Potential Workarounds:

These strategies might help you manage or circumvent issues related to concurrent executions:

  • Dependencies:

    • Logical Dependencies: You can use Dataform’s dependency management feature if one workflow must logically precede another (e.g., its output is necessary for another workflow). Define these dependencies within your SQLX files to prevent subsequent workflows from starting until their prerequisites are fulfilled.

  • Separate Tags:

    • Control Over Timing: If strict ordering is essential and dependencies alone are inadequate, consider assigning unique tags to each workflow. This approach allows for meticulous control over execution timing, which can be coordinated using external tools such as Google Cloud Composer or Google Cloud Scheduler.

  • Custom Orchestration:

    • Handling Complex Scenarios: For more complex requirements, external orchestration might be necessary. This can be achieved through services like Google Cloud Functions or Google Cloud Run, which can trigger workflows in a specific sequence based on custom logic or external triggers.

Important Considerations:

  • Data Integrity: Concurrent modifications to the same data sets can lead to inconsistencies or race conditions. It's crucial to manage the execution order carefully when workflows share data dependencies.
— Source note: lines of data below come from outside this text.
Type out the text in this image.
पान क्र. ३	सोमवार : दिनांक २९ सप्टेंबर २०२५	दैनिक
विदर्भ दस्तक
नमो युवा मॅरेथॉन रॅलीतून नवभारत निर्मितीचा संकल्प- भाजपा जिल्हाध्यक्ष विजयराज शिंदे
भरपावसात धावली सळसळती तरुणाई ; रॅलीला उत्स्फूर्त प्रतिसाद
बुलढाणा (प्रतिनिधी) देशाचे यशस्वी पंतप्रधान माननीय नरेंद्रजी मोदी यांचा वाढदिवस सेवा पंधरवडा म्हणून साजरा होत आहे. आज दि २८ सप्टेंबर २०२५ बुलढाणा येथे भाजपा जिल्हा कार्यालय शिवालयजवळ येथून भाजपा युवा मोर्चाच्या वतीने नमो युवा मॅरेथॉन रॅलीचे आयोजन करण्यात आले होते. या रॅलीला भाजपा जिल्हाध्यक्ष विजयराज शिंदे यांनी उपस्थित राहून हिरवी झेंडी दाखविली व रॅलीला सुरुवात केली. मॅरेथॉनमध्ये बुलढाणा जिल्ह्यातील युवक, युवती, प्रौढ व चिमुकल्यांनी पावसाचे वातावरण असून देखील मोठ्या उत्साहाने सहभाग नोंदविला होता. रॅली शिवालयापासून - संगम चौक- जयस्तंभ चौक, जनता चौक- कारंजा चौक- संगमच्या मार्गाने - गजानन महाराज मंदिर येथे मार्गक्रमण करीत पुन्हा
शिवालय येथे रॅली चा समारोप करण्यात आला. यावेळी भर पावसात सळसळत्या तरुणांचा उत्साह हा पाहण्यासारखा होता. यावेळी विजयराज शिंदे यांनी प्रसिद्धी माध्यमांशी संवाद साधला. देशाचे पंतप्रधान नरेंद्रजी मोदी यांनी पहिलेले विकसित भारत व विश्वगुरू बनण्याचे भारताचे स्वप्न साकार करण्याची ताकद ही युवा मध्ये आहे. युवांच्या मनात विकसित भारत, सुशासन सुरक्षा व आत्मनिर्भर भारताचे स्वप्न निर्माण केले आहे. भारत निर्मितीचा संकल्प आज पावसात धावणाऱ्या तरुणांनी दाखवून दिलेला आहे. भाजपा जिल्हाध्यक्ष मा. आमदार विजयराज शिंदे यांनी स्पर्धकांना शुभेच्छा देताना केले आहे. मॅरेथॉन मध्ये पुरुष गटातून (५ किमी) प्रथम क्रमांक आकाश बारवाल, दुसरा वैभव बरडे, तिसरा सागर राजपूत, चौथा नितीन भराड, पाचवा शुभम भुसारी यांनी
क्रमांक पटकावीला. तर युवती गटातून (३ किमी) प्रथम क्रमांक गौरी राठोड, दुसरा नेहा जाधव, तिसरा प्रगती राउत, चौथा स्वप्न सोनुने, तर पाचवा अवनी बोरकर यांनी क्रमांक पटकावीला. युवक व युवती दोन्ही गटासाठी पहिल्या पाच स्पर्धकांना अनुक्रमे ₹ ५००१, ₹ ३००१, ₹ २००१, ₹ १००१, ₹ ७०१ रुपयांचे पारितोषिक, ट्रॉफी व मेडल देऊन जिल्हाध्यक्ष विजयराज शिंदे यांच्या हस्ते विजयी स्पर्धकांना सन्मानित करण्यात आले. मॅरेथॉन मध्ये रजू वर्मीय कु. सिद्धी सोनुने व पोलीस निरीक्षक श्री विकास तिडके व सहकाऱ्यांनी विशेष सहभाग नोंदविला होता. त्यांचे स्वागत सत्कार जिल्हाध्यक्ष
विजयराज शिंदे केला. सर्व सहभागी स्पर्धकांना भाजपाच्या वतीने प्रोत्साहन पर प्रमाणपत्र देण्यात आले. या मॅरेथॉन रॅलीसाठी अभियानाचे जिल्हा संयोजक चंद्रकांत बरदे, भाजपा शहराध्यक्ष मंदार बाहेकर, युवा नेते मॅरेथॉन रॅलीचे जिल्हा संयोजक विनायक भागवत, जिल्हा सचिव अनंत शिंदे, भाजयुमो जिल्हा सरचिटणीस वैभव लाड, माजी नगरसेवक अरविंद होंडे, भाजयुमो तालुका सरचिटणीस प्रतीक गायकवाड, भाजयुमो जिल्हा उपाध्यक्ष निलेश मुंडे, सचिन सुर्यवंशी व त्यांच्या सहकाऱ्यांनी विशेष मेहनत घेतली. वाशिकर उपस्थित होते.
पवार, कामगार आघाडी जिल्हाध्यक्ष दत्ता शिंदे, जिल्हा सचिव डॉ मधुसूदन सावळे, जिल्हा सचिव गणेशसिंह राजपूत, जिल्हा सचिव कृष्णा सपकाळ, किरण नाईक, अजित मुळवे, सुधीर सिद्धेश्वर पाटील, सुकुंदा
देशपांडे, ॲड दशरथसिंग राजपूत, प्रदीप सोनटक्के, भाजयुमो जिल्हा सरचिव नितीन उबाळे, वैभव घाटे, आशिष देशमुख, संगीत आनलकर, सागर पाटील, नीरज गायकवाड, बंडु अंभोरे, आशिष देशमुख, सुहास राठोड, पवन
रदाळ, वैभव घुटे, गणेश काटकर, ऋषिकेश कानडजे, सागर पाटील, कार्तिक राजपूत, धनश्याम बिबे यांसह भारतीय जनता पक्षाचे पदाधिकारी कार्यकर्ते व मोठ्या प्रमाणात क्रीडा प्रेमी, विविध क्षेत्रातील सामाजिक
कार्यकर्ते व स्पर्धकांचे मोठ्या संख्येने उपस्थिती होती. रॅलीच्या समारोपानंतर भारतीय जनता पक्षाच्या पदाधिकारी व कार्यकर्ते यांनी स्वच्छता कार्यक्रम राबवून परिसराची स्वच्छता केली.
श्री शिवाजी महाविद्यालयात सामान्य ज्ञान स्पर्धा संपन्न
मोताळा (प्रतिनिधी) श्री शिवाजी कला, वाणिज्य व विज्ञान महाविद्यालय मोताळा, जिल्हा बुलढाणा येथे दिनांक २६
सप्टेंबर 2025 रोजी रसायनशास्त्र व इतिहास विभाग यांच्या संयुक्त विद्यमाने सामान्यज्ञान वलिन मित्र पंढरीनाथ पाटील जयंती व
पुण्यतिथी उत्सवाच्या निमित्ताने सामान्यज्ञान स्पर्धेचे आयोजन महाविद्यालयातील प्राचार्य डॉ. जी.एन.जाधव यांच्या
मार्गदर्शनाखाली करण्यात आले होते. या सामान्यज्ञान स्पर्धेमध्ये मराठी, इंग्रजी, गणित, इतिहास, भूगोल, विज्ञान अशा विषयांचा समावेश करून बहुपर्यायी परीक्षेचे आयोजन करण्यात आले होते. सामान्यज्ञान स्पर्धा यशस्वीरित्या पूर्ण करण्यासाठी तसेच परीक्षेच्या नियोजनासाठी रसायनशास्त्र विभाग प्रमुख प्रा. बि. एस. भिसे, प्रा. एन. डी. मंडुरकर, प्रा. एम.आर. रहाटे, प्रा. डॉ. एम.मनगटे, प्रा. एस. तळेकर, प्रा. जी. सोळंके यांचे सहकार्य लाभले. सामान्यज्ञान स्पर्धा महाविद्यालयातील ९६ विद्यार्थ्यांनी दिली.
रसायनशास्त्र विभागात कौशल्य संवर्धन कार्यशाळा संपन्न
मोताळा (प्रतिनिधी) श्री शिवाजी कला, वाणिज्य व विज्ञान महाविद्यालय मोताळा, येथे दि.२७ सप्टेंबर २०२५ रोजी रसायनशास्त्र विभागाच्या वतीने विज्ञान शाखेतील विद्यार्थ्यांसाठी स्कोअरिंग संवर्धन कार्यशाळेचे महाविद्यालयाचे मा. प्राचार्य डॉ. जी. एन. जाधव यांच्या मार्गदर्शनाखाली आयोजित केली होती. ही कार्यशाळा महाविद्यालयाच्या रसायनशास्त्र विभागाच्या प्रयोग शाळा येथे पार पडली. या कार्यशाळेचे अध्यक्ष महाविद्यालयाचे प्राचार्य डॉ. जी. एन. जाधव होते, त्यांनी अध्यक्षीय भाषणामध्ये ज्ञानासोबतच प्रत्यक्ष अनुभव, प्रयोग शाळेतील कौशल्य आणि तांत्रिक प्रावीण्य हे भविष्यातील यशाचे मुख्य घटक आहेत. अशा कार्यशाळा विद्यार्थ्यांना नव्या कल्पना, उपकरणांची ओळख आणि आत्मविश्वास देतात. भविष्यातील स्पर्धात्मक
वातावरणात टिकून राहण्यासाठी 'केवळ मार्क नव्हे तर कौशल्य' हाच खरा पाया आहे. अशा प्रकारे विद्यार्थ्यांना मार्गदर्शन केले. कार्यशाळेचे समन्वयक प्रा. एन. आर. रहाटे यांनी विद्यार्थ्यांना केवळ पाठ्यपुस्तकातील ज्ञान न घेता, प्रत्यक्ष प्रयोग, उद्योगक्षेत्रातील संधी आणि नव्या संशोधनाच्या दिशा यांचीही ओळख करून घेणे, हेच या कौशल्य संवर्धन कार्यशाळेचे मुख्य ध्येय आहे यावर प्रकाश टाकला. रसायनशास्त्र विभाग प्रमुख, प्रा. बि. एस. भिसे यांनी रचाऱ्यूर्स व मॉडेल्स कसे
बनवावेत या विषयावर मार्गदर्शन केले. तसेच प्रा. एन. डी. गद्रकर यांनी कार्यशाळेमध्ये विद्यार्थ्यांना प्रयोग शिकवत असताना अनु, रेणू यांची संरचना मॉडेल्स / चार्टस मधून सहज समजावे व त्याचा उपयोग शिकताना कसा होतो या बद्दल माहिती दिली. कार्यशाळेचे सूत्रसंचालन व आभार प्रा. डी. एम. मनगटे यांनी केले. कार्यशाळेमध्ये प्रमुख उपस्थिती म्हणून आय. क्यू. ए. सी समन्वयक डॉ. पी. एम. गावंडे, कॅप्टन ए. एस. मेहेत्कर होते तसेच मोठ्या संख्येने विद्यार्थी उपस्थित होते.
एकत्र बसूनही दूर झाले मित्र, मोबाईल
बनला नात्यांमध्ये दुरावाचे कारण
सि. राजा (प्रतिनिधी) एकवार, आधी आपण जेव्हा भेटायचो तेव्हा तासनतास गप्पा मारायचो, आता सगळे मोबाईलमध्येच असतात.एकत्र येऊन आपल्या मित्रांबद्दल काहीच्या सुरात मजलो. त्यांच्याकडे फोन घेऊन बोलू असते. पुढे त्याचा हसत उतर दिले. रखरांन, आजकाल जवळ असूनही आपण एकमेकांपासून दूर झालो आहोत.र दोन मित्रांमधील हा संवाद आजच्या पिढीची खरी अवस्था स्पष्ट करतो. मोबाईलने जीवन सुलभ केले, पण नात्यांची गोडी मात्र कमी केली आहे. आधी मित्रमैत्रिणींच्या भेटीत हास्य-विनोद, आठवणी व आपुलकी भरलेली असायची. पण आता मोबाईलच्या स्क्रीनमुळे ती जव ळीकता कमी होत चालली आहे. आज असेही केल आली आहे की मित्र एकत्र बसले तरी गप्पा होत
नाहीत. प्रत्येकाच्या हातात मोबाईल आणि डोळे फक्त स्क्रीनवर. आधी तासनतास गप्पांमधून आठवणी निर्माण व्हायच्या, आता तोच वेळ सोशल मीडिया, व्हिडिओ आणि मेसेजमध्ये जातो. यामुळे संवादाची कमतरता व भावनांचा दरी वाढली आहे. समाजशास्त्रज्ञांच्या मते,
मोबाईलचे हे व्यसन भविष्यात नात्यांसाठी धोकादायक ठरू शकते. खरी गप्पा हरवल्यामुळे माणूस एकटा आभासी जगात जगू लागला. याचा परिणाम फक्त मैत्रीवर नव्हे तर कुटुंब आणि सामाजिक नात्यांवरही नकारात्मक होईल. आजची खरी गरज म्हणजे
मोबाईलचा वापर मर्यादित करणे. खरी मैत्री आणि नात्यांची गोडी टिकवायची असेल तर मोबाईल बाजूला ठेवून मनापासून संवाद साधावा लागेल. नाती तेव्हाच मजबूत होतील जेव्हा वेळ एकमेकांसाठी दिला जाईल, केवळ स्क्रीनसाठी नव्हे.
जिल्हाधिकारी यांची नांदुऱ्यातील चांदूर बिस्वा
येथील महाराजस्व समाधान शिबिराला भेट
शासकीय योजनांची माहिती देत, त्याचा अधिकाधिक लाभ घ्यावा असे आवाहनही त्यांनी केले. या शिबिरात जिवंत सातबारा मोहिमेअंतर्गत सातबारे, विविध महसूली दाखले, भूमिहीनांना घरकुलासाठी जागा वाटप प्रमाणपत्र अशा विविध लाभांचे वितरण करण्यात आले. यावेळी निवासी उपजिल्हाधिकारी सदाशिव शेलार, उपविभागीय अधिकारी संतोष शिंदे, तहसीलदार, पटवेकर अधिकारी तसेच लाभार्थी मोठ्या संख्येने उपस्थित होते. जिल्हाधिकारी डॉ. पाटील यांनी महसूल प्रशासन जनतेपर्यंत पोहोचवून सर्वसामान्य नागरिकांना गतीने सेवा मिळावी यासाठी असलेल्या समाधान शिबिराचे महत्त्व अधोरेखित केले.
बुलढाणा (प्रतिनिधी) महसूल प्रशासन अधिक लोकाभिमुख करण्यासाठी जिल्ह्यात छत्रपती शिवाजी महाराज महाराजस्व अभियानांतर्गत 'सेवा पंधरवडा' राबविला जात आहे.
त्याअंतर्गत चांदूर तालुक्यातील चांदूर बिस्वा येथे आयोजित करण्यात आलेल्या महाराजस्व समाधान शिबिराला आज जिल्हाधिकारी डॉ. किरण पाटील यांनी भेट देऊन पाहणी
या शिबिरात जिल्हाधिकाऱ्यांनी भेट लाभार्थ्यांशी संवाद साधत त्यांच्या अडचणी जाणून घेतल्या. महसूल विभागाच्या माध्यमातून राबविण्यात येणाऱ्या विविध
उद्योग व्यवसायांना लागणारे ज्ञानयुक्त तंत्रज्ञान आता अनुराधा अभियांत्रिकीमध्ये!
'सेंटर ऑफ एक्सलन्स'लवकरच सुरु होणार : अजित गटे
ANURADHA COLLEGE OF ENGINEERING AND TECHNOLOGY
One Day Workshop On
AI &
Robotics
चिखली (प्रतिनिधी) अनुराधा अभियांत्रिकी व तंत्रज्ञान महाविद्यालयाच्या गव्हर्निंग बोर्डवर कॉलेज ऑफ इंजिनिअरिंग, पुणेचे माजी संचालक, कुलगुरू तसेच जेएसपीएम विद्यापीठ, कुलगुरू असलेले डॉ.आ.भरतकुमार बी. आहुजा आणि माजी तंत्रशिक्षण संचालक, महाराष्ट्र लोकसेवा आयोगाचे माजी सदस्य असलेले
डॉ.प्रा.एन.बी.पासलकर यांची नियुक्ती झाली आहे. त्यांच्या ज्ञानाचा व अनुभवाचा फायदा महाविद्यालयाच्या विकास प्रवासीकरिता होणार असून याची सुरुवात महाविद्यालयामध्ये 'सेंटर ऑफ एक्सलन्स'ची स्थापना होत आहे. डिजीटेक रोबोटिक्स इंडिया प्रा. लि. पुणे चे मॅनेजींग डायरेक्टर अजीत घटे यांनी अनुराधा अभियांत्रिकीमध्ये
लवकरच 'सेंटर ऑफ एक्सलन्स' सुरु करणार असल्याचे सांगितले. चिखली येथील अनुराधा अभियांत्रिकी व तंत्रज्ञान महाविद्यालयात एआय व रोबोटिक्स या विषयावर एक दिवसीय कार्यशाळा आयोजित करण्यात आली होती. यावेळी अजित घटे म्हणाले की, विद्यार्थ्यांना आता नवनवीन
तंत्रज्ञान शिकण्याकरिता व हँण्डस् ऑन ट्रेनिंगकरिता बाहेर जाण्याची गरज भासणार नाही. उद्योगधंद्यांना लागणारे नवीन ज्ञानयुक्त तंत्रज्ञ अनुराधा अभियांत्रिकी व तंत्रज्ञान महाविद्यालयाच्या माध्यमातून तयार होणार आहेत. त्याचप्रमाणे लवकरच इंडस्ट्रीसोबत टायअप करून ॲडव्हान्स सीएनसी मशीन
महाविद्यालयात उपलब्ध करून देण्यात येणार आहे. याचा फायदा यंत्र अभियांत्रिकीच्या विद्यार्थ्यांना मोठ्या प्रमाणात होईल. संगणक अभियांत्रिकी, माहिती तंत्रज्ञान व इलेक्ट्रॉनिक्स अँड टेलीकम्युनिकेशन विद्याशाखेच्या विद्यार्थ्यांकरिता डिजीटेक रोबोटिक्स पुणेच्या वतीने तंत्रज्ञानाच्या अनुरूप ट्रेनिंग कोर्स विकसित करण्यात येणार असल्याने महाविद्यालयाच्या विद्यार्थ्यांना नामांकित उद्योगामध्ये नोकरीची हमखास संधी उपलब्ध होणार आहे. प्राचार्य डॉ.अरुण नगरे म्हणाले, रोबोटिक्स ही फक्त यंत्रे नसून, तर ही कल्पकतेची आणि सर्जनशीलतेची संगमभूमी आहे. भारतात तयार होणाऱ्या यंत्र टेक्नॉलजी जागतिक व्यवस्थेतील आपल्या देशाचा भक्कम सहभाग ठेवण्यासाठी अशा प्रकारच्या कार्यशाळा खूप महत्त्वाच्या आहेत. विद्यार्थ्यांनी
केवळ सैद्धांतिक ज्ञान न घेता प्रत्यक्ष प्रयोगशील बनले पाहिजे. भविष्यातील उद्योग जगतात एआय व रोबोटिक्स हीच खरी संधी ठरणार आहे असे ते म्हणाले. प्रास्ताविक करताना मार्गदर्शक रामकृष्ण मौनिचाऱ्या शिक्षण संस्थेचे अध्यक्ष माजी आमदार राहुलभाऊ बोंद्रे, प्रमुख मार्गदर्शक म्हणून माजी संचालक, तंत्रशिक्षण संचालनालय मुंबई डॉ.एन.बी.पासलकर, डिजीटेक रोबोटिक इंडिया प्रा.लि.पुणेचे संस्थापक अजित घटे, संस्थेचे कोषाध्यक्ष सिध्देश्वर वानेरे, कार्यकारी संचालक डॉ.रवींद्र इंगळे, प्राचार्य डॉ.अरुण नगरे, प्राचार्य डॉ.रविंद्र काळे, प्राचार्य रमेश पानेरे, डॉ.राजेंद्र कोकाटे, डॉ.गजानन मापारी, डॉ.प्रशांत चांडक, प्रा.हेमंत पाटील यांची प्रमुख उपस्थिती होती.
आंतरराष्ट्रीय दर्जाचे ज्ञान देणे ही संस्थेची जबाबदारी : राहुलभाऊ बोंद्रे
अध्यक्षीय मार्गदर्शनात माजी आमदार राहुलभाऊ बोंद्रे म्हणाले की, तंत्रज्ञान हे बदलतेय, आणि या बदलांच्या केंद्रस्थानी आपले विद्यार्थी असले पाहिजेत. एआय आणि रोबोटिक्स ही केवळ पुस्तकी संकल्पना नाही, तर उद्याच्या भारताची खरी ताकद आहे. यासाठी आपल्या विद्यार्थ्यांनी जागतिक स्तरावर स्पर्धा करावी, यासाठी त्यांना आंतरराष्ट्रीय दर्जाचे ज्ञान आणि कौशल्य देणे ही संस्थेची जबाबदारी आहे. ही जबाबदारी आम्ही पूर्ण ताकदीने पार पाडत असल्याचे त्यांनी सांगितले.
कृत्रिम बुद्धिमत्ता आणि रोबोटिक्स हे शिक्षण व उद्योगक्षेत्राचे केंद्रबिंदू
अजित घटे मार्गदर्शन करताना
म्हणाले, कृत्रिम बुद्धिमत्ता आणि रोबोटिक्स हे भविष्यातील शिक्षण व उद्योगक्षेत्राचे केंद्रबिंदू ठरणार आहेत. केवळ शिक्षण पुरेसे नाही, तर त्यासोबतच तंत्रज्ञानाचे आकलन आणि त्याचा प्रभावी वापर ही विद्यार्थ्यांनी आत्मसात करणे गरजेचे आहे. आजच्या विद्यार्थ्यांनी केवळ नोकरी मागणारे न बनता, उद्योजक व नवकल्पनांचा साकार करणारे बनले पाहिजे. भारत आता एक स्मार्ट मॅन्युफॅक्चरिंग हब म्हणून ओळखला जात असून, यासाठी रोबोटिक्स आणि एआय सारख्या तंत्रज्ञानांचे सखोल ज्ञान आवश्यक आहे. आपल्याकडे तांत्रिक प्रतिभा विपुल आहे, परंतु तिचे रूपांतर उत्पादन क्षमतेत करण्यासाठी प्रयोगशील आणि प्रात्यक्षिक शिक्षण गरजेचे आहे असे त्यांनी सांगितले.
  • Performance Implications: Introducing external orchestration solutions can add complexity and overhead to your data pipeline. It is important to evaluate these potential impacts against the benefits of achieving controlled execution.

Hello @ms4446 ,

Thank you very much for the detailed explanations and for the proposed solutions. Your kindness is much appreciated!

Hello @ms4446,

I have kept the same tag name but I have added the Logica l Dependencies as you suggested.
By using the proposed workaround I am able to set up the order of execution between workflows that have the same tag name.

Thank you for the provided solution.